The ruling “doesn’t change the fundamental reality that Republican incumbents are on defense over their votes now, particularly on the GOP budget and what it does to Medicare,” said one Democratic campaign operative in Washington, D.C.
But the ruling did provide an instant fundraising injection for both parties, who began sending missives almost immediately. Presumptive GOP White House nominee Mitt Romney’s campaign reported raising more than $2.5 million in response to the ruling as of late Thursday afternoon.
Meanwhile, the high court’s decision seemed to solidify a Democratic acceptance of the once-pejorative term “Obamacare.”
In a fundraising email to supporters from House Minority Leader Nancy Pelosi (D-Calif.) on Thursday, a graphic next to her message said “STAND UP FOR OBAMACARE.”
That comes three months after David Axelrod, a senior aide to Obama, sent out an email to supporters with the subject line, “Hell yeah, I like Obamacare.”
Yet it seems unlikely, operatives said, that Democratic candidates in competitive districts or states will be using the term.
Another messaging plus for Democrats: No one will be able to attack the law as unconstitutional now. Any GOP admakers who readied TV spots criticizing Democratic politicians for voting in favor of “unconstitutional Obamacare” will have go back to their editing rooms. And that could dull the edge of some GOP attacks, national Democrats said.

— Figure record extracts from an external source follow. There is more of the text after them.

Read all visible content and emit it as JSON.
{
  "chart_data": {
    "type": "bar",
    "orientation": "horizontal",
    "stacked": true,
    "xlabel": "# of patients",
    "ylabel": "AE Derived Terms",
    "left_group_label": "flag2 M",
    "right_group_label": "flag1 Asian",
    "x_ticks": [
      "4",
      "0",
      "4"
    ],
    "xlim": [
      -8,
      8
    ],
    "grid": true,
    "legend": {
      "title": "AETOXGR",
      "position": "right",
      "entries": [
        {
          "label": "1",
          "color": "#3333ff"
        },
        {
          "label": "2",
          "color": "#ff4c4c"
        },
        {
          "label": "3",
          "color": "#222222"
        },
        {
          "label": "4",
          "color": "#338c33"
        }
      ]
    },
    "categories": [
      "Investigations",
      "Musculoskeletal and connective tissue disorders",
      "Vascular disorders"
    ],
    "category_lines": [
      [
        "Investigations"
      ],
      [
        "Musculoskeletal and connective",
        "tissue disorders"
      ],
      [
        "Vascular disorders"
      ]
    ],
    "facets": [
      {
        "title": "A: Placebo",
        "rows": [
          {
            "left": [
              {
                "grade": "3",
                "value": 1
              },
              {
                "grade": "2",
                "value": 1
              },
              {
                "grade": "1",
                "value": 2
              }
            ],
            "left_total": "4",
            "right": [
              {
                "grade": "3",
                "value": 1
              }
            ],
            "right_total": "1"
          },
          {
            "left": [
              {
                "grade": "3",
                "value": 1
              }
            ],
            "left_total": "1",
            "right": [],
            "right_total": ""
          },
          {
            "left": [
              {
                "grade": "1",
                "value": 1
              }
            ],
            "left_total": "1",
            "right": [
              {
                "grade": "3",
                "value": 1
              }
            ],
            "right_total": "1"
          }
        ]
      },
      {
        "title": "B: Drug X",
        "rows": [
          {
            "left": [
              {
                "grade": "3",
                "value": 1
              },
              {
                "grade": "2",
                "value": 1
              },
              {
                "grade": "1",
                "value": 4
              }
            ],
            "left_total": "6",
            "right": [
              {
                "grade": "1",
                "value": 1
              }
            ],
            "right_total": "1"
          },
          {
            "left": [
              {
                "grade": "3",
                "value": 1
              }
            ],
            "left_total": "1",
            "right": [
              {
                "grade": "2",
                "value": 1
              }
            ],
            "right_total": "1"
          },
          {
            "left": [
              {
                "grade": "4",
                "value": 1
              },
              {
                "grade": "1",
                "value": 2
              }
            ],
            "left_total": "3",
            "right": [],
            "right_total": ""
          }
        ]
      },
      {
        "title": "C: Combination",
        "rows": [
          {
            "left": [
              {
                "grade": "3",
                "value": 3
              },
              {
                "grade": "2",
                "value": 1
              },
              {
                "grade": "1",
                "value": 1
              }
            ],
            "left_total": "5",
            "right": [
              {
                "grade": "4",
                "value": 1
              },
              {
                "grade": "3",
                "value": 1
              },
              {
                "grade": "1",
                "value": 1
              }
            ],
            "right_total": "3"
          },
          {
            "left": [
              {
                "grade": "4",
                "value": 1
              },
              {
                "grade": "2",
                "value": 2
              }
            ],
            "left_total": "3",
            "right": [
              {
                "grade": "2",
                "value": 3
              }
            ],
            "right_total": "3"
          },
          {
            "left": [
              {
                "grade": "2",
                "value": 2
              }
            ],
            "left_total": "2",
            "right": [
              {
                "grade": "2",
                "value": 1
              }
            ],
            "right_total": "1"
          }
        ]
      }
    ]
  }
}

But the fact that the constitutionality of the law was premised on the individual mandate — the requirement that all Americans get health insurance — being a tax is a potential talking point for Republicans.
“Obamacare is a tax on middle class Americans,” an RNC spokeswoman said in an email Thursday. Whether that line of attack has any traction remains to be seen, but some operatives suspect it might.
“What it does for Republicans, most importantly, is it allows Republicans to say … ‘This is a massive, unprecedented tax, as defined by the Supreme Court,’” Democratic pollster Dave Beattie said.
As the debate over health care raged in 2009 and 2010, the president and his allies vociferously denied that the penalty for not buying health insurance was a tax.
That rejection was probably not without roots in a political strategy.
In 2008, the president promised that middle-class families wouldn’t see their taxes go up.
As the dust on the decision settles, the long days of summer will transition into the final stretch of the 2012 campaign and the political ramifications will become clearer.
But for now, Chief Justice John Roberts, in his historic decision, perhaps put its political import most succinctly.
“Members of this Court are vested with the authority to interpret the law; we possess neither the expertise nor the prerogative to make policy judgments,” he wrote. “Those decisions are entrusted to our Nation’s elected leaders, who can be thrown out of office if the people disagree with them.”